About 2,500 years ago, the Olmec—natives of Mesoamerica and ancient Mexico—created sculptures from intense bluish-green jadeite jade found in nearby gem deposits. When archeologists uncovered these jade carvings in the 1700s, there was no knowledge of any jadeite mines nearby or anywhere in the Americas. For the next 300 years—working mostly on hunches, folklore, and jade findings from local villagers—geologists and mineralogists combed the landscape looking for the lost Olmec jadeite mines.
Primary deposits of jadeite were finally found in the 1970s, in an area called the Motagua Valley of Guatemala. Mary Lou and Jay Ridinger, owners of Jades, S.A., in Antigua, found the ancient Olmec/Mayan mines and have uncovered some amazing natural colors. Besides the expected greens—called mint, apple, bright apple, and Maya imperial—there is lilac, pastel pink, blue, white, creamy yellow, galactic gold, coffee, charcoal, Maya black, and multicolored jade.
But thirty years later, Guatemalan jadeite has yet to draw an appreciative audience. Of course, it doesn’t have the pure and saturated green color of the material found in Burma or China, nor does it have a translucency/transparency that could challenge these other deposits. But ironically, this is the locality from which jade gets its name.
Gemologist and photojournalist Fred Ward has written about Guatemalan jade for both National Geographic magazine and his 1996 book titled Jade. Ward writes that following the traditions of the Mesoamerican Indians, the conquistadores wore green rocks around their waists to cure kidney disorders, and labeled them “piedra de ijada”—stone of the loins. Ward, who has been looking at samples of jade production for more than 20 years, says that pieces of it are nice. “There are certainly some museum pieces,” he says, but most of what’s mined in Guatemala is commercial. “They have something to sell. It’s just that if you’re looking for Burma quality, you have to go to Burma.”
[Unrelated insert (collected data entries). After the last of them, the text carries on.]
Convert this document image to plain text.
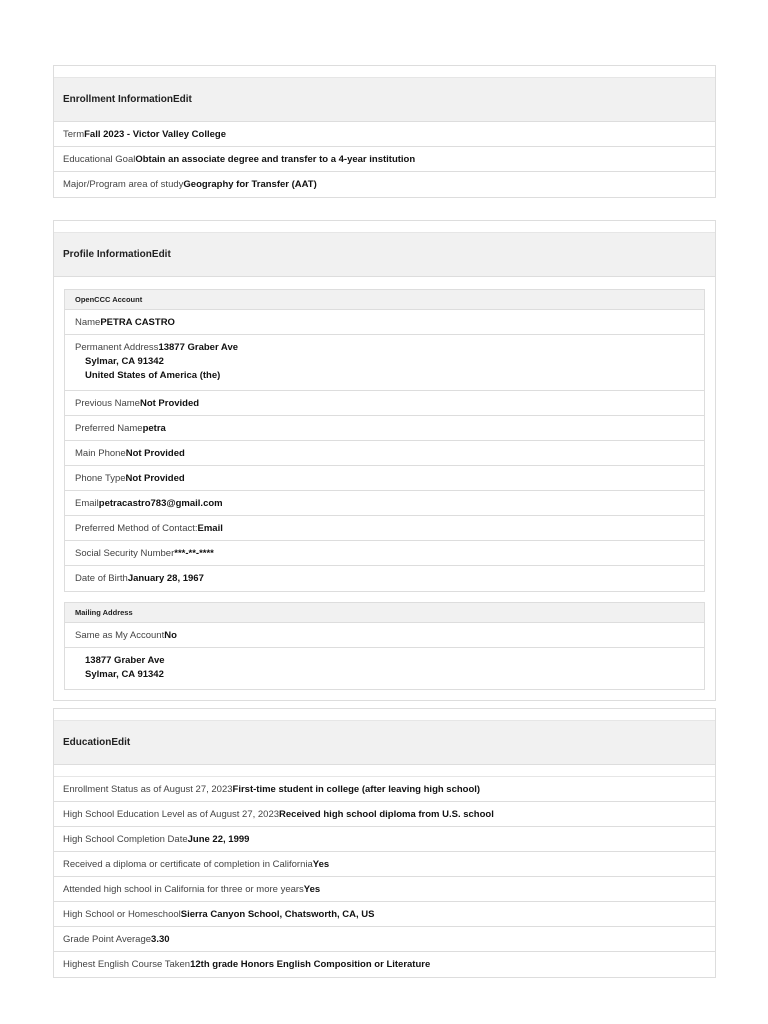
Enrollment Information Edit
Term Fall 2023 - Victor Valley College
Educational Goal Obtain an associate degree and transfer to a 4-year institution
Major/Program area of study Geography for Transfer (AAT)
Profile Information Edit
OpenCCC Account
Name PETRA CASTRO
Permanent Address 13877 Graber Ave
Sylmar, CA 91342
United States of America (the)
Previous Name Not Provided
Preferred Name petra
Main Phone Not Provided
Phone Type Not Provided
Email petracastro783@gmail.com
Preferred Method of Contact: Email
Social Security Number ***-**-****
Date of Birth January 28, 1967
Mailing Address
Same as My Account No
13877 Graber Ave
Sylmar, CA 91342
Education Edit
Enrollment Status as of August 27, 2023 First-time student in college (after leaving high school)
High School Education Level as of August 27, 2023 Received high school diploma from U.S. school
High School Completion Date June 22, 1999
Received a diploma or certificate of completion in California Yes
Attended high school in California for three or more years Yes
High School or Homeschool Sierra Canyon School, Chatsworth, CA, US
Grade Point Average 3.30
Highest English Course Taken 12th grade Honors English Composition or Literature
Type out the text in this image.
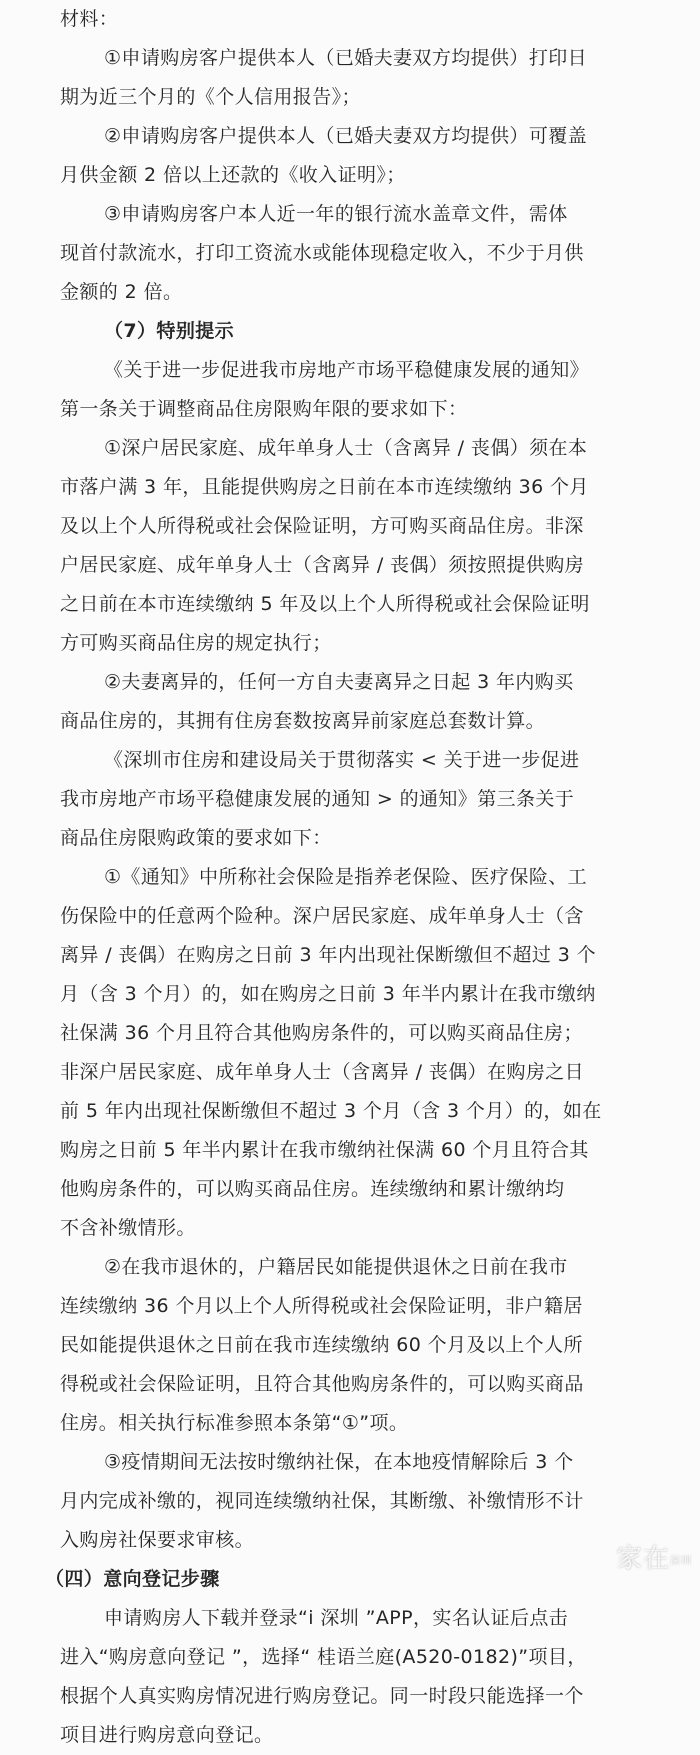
材料：
①申请购房客户提供本人（已婚夫妻双方均提供）打印日
期为近三个月的《个人信用报告》；
②申请购房客户提供本人（已婚夫妻双方均提供）可覆盖
月供金额 2 倍以上还款的《收入证明》；
③申请购房客户本人近一年的银行流水盖章文件，需体
现首付款流水，打印工资流水或能体现稳定收入，不少于月供
金额的 2 倍。
（7）特别提示
《关于进一步促进我市房地产市场平稳健康发展的通知》
第一条关于调整商品住房限购年限的要求如下：
①深户居民家庭、成年单身人士（含离异 / 丧偶）须在本
市落户满 3 年，且能提供购房之日前在本市连续缴纳 36 个月
及以上个人所得税或社会保险证明，方可购买商品住房。非深
户居民家庭、成年单身人士（含离异 / 丧偶）须按照提供购房
之日前在本市连续缴纳 5 年及以上个人所得税或社会保险证明
方可购买商品住房的规定执行；
②夫妻离异的，任何一方自夫妻离异之日起 3 年内购买
商品住房的，其拥有住房套数按离异前家庭总套数计算。
《深圳市住房和建设局关于贯彻落实 < 关于进一步促进
我市房地产市场平稳健康发展的通知 > 的通知》第三条关于
商品住房限购政策的要求如下：
①《通知》中所称社会保险是指养老保险、医疗保险、工
伤保险中的任意两个险种。深户居民家庭、成年单身人士（含
离异 / 丧偶）在购房之日前 3 年内出现社保断缴但不超过 3 个
月（含 3 个月）的，如在购房之日前 3 年半内累计在我市缴纳
社保满 36 个月且符合其他购房条件的，可以购买商品住房；
非深户居民家庭、成年单身人士（含离异 / 丧偶）在购房之日
前 5 年内出现社保断缴但不超过 3 个月（含 3 个月）的，如在
购房之日前 5 年半内累计在我市缴纳社保满 60 个月且符合其
他购房条件的，可以购买商品住房。连续缴纳和累计缴纳均
不含补缴情形。
②在我市退休的，户籍居民如能提供退休之日前在我市
连续缴纳 36 个月以上个人所得税或社会保险证明，非户籍居
民如能提供退休之日前在我市连续缴纳 60 个月及以上个人所
得税或社会保险证明，且符合其他购房条件的，可以购买商品
住房。相关执行标准参照本条第“①”项。
③疫情期间无法按时缴纳社保，在本地疫情解除后 3 个
月内完成补缴的，视同连续缴纳社保，其断缴、补缴情形不计
入购房社保要求审核。
（四）意向登记步骤
申请购房人下载并登录“i 深圳 ”APP，实名认证后点击
进入“购房意向登记 ”，选择“ 桂语兰庭(A520-0182)”项目，
根据个人真实购房情况进行购房登记。同一时段只能选择一个
项目进行购房意向登记。
家在深圳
The late Anna Miller, a gemologist, appraiser, and author, who died as this issue was going to press (see obituary on p. 32), was an expert on appraising Guatemalan jade, which is included in her Master Values Program for jewelry appraisers. “You cannot use the same standards of beauty for Guatemalan and Burma jadeite,” she said during an interview in April “You have to change your mental point of view as to what is really beautiful in jadeite. Guatemalan jade is never treated, baked, or colored in any way.”